In fact, everybody would tease me about my dadi’s background. It was a joke to them, but gosh, did it sting! I’d put up a brave front as if unaffected by their harsh words and ask these bullies to fuck off. But later at home, I’d run and hug Ammi, wailing and complaining about how hurtful it was. I’d keep telling her, let’s all move out of this shitty place. What was here anyway! So you see, Ammi and I both wanted me to leave my home town for all sorts of reasons.
I would always wake up around 5.30 a.m., even during the freezing wintertime when the rest of the kids lay snuggled up in what was to us the greatest luxury in the world at that time of the year: he
avy, cosy, warm quilts. Ammi had put this habit in me—not so gently either—and to this day, I remain an early riser. All of us children slept in one room. Only the little ones slept with the parents in the other room.

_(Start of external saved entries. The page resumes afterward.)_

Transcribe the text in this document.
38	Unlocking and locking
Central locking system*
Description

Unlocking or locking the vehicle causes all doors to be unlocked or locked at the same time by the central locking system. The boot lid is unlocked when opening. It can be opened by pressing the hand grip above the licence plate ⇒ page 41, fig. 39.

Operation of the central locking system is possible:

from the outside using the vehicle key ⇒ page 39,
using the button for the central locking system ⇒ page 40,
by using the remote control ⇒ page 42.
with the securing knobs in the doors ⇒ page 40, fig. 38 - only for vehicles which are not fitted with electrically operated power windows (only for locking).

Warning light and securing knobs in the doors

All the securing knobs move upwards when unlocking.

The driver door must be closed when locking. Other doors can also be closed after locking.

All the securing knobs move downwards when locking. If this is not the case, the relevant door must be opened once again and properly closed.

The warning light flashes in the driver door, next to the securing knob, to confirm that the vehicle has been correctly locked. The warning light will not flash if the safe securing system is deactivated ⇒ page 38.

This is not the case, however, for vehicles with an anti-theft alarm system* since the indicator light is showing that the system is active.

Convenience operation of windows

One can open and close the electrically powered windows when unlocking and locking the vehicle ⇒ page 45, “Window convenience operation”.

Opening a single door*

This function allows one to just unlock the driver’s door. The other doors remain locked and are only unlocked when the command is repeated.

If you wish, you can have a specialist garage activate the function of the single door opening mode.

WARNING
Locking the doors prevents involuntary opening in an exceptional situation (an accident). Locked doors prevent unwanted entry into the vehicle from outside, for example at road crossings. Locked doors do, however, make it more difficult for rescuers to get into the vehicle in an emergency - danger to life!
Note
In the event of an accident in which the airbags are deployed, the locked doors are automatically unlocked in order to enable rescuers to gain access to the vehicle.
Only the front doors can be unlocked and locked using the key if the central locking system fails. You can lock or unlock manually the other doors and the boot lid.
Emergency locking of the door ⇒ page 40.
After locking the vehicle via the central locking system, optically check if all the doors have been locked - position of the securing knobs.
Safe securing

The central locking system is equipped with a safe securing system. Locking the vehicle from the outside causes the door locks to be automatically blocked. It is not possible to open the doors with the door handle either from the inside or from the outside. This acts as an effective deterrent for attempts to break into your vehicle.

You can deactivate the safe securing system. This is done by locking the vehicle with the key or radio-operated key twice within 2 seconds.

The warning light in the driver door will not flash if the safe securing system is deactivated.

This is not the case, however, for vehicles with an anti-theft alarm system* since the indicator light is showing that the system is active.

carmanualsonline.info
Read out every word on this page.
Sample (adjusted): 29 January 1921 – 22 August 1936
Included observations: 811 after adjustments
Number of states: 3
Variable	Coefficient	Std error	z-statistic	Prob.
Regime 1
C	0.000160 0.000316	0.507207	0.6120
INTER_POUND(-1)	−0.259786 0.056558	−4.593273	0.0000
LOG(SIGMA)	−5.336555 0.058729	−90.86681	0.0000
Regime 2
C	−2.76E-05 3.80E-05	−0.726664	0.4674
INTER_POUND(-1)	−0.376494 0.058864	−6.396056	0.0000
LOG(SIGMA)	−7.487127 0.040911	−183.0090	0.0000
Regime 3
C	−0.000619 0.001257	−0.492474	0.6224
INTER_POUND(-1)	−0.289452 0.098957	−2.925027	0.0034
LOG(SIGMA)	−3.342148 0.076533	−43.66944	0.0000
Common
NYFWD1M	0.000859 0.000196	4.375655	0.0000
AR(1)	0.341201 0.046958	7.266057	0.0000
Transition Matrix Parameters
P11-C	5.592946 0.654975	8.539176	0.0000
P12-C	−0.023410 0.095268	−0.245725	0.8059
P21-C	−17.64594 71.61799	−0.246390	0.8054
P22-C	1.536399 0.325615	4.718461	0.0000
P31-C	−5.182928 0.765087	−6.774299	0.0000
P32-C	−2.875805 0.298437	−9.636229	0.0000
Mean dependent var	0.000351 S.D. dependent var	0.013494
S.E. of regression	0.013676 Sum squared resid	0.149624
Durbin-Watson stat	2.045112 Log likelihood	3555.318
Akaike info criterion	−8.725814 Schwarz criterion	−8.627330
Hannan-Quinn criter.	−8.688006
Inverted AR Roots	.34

As soon as I woke up, I would feed the buffaloes their breakfast. They ate a special type of fodder called khal which were the leftovers from making mustard oil. It’s like we eat dry fruits which have so much warmth and good fat in them in the winter, similarly, the cattle ate khal. After much grinding, the fibre, peels, etc. were soaked overnight to soften in a bucket of water. Sitting out all through the wintry night, this mixture would become as cold as ice and one would shiver just touching it. I used to mix it with dried bhusa, wheat straw, before feeding it to our pet buffaloes. Then I’d quickly perform my ablutions, go to a tutor for my science tuition and only when I returned home for breakfast would the other kids be awake.

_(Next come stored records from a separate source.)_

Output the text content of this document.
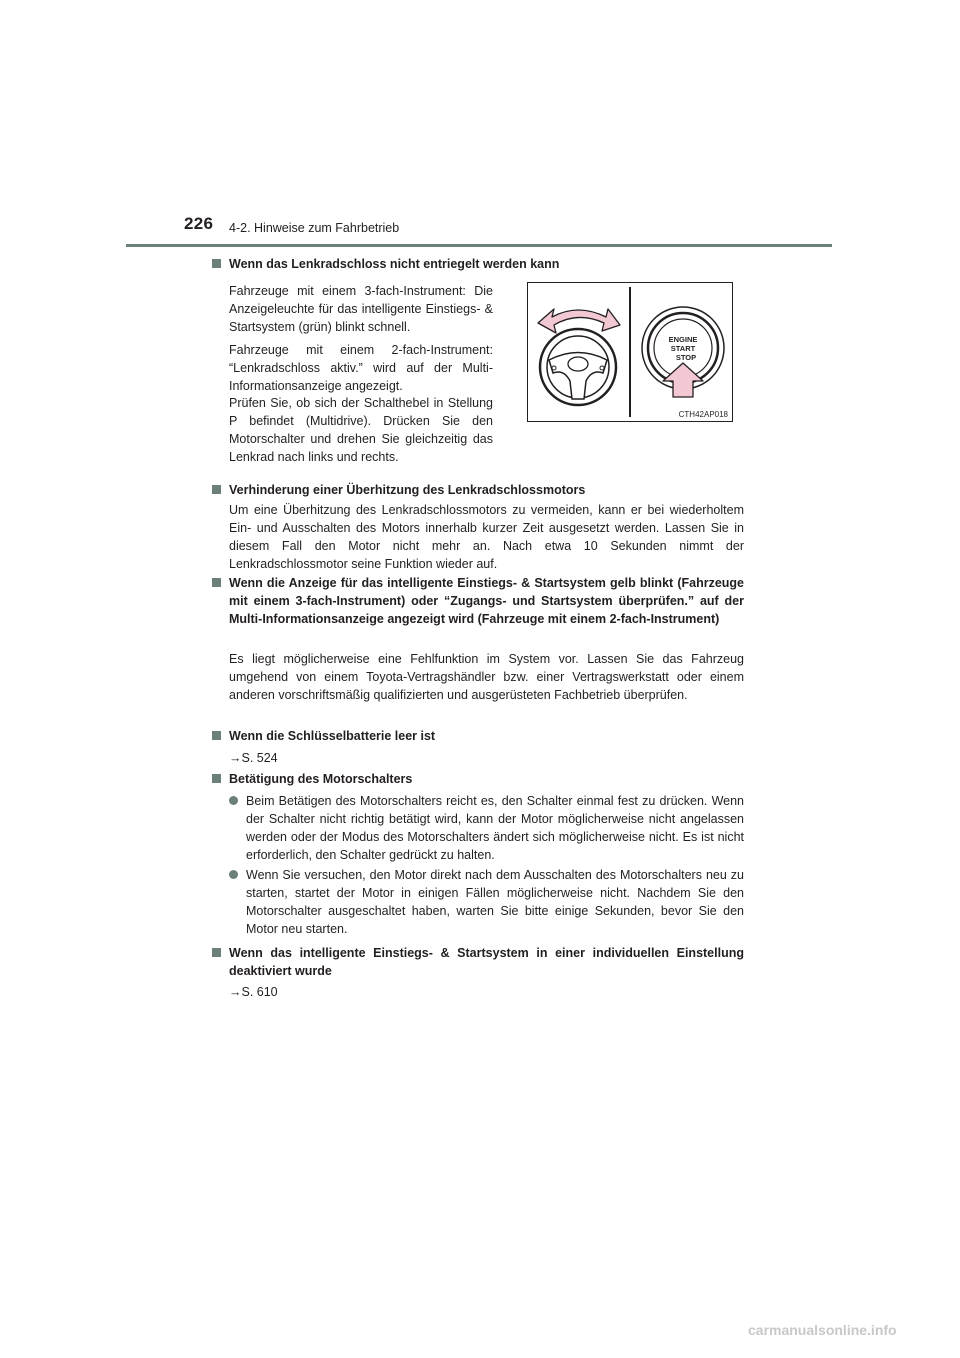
226 4-2. Hinweise zum Fahrbetrieb
Wenn das Lenkradschloss nicht entriegelt werden kann
Fahrzeuge mit einem 3-fach-Instrument: Die Anzeigeleuchte für das intelligente Einstiegs- & Startsystem (grün) blinkt schnell.
Fahrzeuge mit einem 2-fach-Instrument: “Lenkradschloss aktiv.” wird auf der Multi-Informationsanzeige angezeigt.
Prüfen Sie, ob sich der Schalthebel in Stellung P befindet (Multidrive). Drücken Sie den Motorschalter und drehen Sie gleichzeitig das Lenkrad nach links und rechts.
ENGINE
START
STOP
CTH42AP018
Verhinderung einer Überhitzung des Lenkradschlossmotors
Um eine Überhitzung des Lenkradschlossmotors zu vermeiden, kann er bei wiederholtem Ein- und Ausschalten des Motors innerhalb kurzer Zeit ausgesetzt werden. Lassen Sie in diesem Fall den Motor nicht mehr an. Nach etwa 10 Sekunden nimmt der Lenkradschlossmotor seine Funktion wieder auf.
Wenn die Anzeige für das intelligente Einstiegs- & Startsystem gelb blinkt (Fahrzeuge mit einem 3-fach-Instrument) oder “Zugangs- und Startsystem überprüfen.” auf der Multi-Informationsanzeige angezeigt wird (Fahrzeuge mit einem 2-fach-Instrument)
Es liegt möglicherweise eine Fehlfunktion im System vor. Lassen Sie das Fahrzeug umgehend von einem Toyota-Vertragshändler bzw. einer Vertragswerkstatt oder einem anderen vorschriftsmäßig qualifizierten und ausgerüsteten Fachbetrieb überprüfen.
Wenn die Schlüsselbatterie leer ist
→S. 524
Betätigung des Motorschalters
Beim Betätigen des Motorschalters reicht es, den Schalter einmal fest zu drücken. Wenn der Schalter nicht richtig betätigt wird, kann der Motor möglicherweise nicht angelassen werden oder der Modus des Motorschalters ändert sich möglicherweise nicht. Es ist nicht erforderlich, den Schalter gedrückt zu halten.
Wenn Sie versuchen, den Motor direkt nach dem Ausschalten des Motorschalters neu zu starten, startet der Motor in einigen Fällen möglicherweise nicht. Nachdem Sie den Motorschalter ausgeschaltet haben, warten Sie bitte einige Sekunden, bevor Sie den Motor neu starten.
Wenn das intelligente Einstiegs- & Startsystem in einer individuellen Einstellung deaktiviert wurde
→S. 610
carmanualsonline.info
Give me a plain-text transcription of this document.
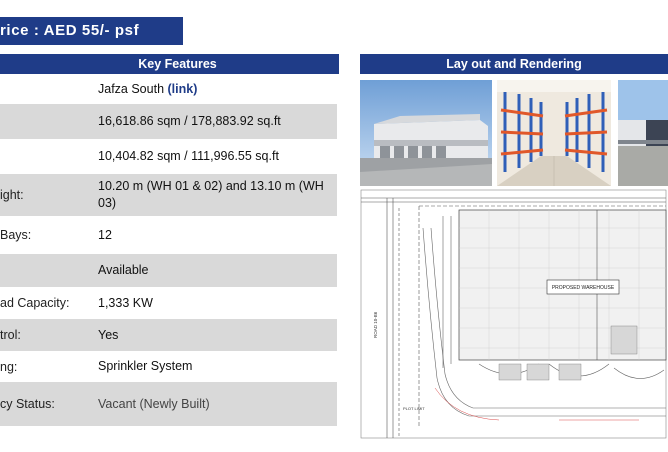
rice : AED 55/- psf
Key Features	Lay out and Rendering
Jafza South (link)
16,618.86 sqm / 178,883.92 sq.ft
10,404.82 sqm / 111,996.55 sq.ft
ight:
10.20 m (WH 01 & 02) and 13.10 m (WH 03)
Bays:	12
Available
ad Capacity:	1,333 KW
trol:	Yes
ng:	Sprinkler System
cy Status:	Vacant (Newly Built)
PROPOSED WAREHOUSE
ROAD 10-B6
PLOT LIMIT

By the time I was in the ninth standard, I began teaching my younger siblings. I would also help them get dressed for school. Soon, they too became early risers. The things that Ammi taught me, I taught my younger brothers, like how to part their hair and how to dress.

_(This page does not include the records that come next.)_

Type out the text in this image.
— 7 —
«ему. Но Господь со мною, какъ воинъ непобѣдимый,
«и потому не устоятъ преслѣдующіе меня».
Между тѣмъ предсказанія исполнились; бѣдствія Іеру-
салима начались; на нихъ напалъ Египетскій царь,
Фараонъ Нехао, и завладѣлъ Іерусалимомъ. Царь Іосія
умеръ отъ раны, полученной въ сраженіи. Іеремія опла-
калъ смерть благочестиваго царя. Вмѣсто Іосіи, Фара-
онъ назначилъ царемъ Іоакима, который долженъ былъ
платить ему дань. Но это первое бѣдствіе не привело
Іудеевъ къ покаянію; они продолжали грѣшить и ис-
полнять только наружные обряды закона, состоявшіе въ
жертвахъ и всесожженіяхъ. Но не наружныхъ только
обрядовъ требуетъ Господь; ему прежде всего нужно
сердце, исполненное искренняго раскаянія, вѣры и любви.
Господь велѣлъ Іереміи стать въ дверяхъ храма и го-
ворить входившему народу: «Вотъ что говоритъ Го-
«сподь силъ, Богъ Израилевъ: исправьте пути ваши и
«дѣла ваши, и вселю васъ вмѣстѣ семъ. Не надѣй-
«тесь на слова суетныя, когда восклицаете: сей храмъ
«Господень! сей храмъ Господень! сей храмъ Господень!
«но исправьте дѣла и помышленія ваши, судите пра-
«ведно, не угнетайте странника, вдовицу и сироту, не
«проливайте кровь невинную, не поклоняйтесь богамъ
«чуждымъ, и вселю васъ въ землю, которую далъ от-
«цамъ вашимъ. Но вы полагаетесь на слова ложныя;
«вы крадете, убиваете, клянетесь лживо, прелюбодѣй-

To say that Ammi was obsessed with cleanliness would be an understatement. Not just our house, but we ourselves had to look meticulously prim and proper all the time. Children used to wear their shoes, and then take them off, wear chappals for greater comfort, go barefoot, and so on. But not us, the Siddiqui kids. We were seven brothers and two sisters. All nine of us would wear our shoes for school and go about our day and take them off only at bedtime. How we longed to kick our shoes off and run free in the street on naked feet! But Ammi would have none of it. She stringently ensured that our feet were spotless at all times. Not just our feet, our toenails, our fingernails. No speck of treasure could hide beneath them. Every now and then, Ammi would fill tubs with warm water and put neem leaves in them to give our feet a detailed antifungal, antibacterial cleansing, followed by vigorous foot massages. She was so obsessed with hygiene that she herself used to bathe us once a week even when we were teenagers. The rest of the time, we bathed by ourselves but on that one day her sanitary dictatorship would prevail. She would wring us like laundry. Then she would massage us almost brutally with a mixture of turmeric and fresh butter; this was a sort of an insurance to guarantee that we did not take after some of our hairy relatives. It did not matter whether we were boys or girls—all of us got kneaded like stubborn, glutinous dough. And boy, did her nuskha work! Till today, we have very little body and facial hair. Almas barely has any facial hair. And good luck to you if you’re trying to convince Shamas to grow a beard—plants might sprout faster in fallow land.